# 8N won't even crrank



## ladybear (May 13, 2015)

was doing 6v to 12v. Two different wiring diagrams 1 from people who made the kit i used, the other off the net. best i got was a clicking at the starter which had been working. hubby tried and kept clicking the floor button till nothing happens at all. Any help, greatly appreciated.


----------



## jhngardner367 (Apr 5, 2011)

You do know that is a positive ground system ?


----------



## ladybear (May 13, 2015)

when we switched to 12 volt we also switched to negative ground.


----------



## ladybear (May 13, 2015)

the biggest difference I noticed between the two diagrams is that the one with the kit had the wire to the alternator coming directly from the amp meter; the diagram from the net had the wire going to the existing resistor and from there to the alternator. Using an amp gauge showed 12 volts on one side of the meter but only 6 volts on the other side regardless of the position of the key switch.


----------



## jhngardner367 (Apr 5, 2011)

If you have voltage on the alternator field wire,at all times,it will drain the battery.
You should only have voltage to the field,when the key is on.the wire to the battery will have voltage,though.


----------



## Fredneck (May 25, 2012)

my instinct would be to trust the diagram that came with the kit. i converted my 2N to 12v without any problems using the diagram supplied with the kit. of course, there's no guarantee we got the same kit.

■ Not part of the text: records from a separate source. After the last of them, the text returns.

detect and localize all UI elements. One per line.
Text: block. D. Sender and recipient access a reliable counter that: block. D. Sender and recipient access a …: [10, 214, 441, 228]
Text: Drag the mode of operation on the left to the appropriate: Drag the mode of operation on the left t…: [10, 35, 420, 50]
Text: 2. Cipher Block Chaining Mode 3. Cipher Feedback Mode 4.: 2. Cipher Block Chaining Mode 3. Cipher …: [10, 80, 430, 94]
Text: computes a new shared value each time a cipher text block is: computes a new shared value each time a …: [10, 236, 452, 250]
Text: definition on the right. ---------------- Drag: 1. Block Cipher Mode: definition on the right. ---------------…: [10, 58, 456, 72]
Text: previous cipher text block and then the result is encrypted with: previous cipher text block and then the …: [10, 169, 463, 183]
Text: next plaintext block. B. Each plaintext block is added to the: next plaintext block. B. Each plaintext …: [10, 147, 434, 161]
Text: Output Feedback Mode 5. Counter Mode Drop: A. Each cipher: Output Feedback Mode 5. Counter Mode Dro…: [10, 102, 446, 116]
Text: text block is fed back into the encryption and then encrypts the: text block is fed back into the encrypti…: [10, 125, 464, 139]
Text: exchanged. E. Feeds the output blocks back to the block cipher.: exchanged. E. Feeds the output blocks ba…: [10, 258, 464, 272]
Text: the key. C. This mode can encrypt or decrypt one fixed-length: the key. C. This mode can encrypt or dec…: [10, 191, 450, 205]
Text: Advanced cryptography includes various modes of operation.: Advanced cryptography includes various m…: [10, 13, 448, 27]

since it's clicking but not turning over, the first thing i'd check for is a bad connection somewhere in the primary wiring - either battery to starter, or battery to ground. u could be completing the circuit properly, but just not passing enough current thru to the starter.

are u sure the battery is fully charged? the fact that it stopped even clicking after a while could be the result of a weak battery to begin with that still had enough current to do _something_ (like make it click), but soon was drained completely.


----------



## pogobill (Jan 31, 2012)

Sure sounds like a ground.


----------